The organization recently partnered with Communication Action Partnership (CAP), the county’s largest anti-poverty organization to ensure that Lancaster nonprofits are working alongside one another “to ensure maximum impact for the community, Anne Williams, the organization’s director of communications explains.
“The partnership officially began a few months ago when we were hearing from our affiliates in the construction industry that they are experiencing a large workforce gap,” she explained. “That gap drives up the cost of construction labor and stifles the growth of equitable housing in the City of Lancaster.” But the collaboration aims to place unemployed and underemployed City residents in living wage construction jobs, address the workforce gap in the construction industry.

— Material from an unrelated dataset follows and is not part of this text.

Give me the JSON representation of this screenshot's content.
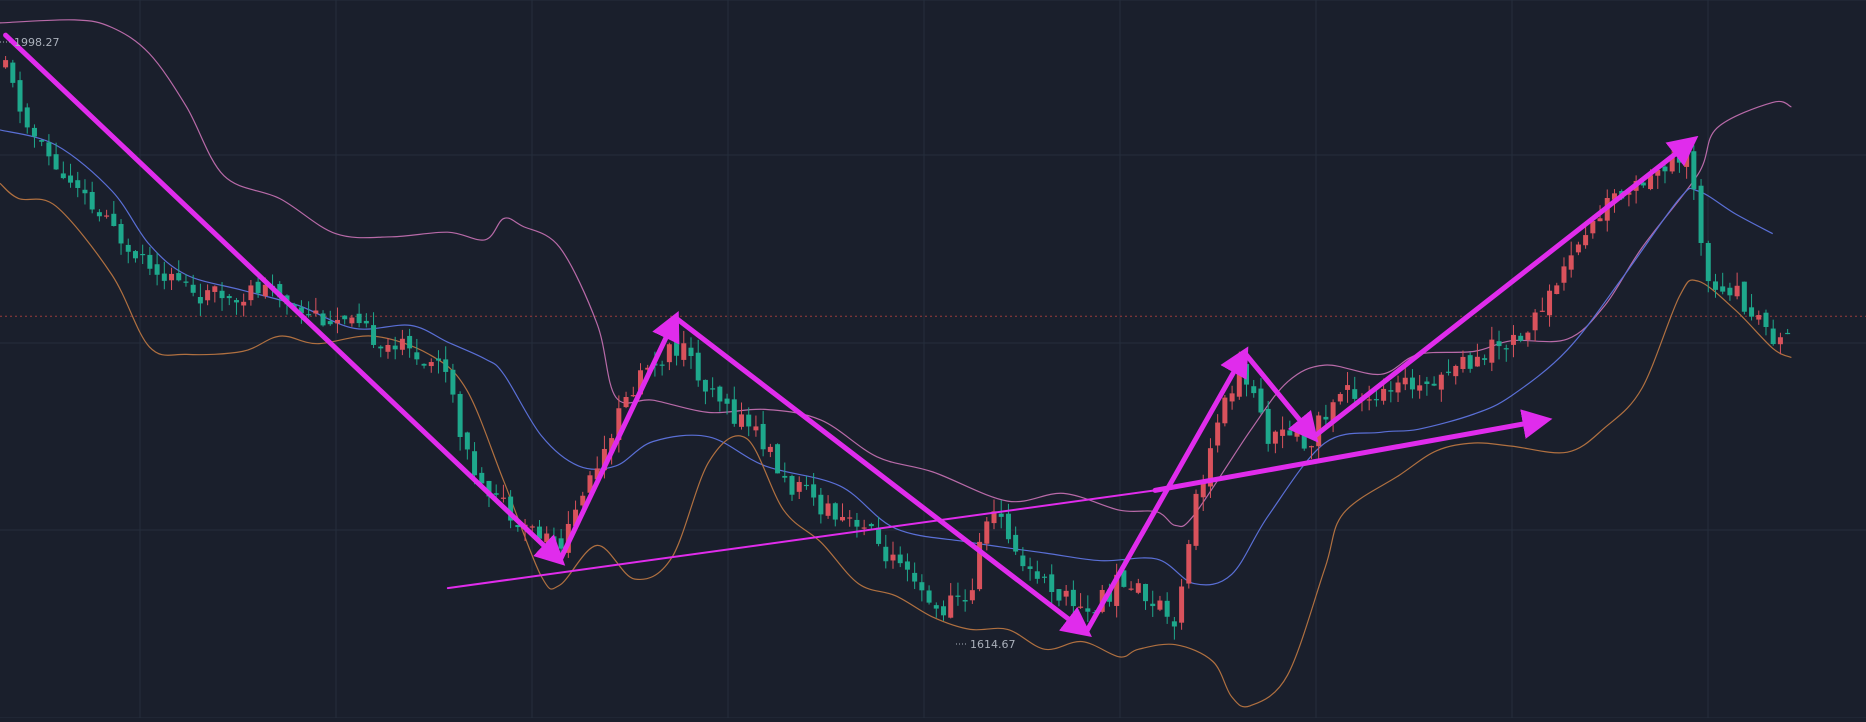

LCA/Cap serves as a liaison between a those who need employment and the organizations that can help them develop the skills they require. “This project is a self-sustaining ecosystem. Meaning, difficult to employ individuals in Lancaster City have been given the support and training they need to thrive,” Williams explains. “They now have jobs repairing façades. With the repetition of doing façade work, they build an in-demand and specific skill set. This makes them more valuable to the construction industry, securing their opportunity to remain employed in a thriving wage career.”
She went onto explain that the influx in employment has helped to improve properties in Lancaster experiencing disinvestment, and that children in the neighborhood seeing people like them working to make a positive change for the community is an important part of its long-term impact. “This instills pride in the neighborhood, which leads to neighborhood stabilization, which we know leads to additional neighborhood investments,” Williams shares.
Only five years old, the Lancaster City Alliance is passionate about the “vitality of the city,” Williams says, “we serve as a central repository of information, resources, and connections for getting things done. With the assistance of our many partners, this has resulted in traditional economic development investment, supporting entrepreneurs and the merchant community, and enhancing quality of life for City residents, visitors, and businesses.”
Ultimately, LCA/CAP serves to strengthen the city, the general contracting community and the improved lives of our community members and neighbors. All in all, it’s engaging as many people as we can in the betterment and revitalization of the community. As Williams explains, fostering pride for the city in combination with the application of skills needed can “lay the foundation to create and evolve a replicable model that could lift a significant number of families out of poverty through living wage employment.”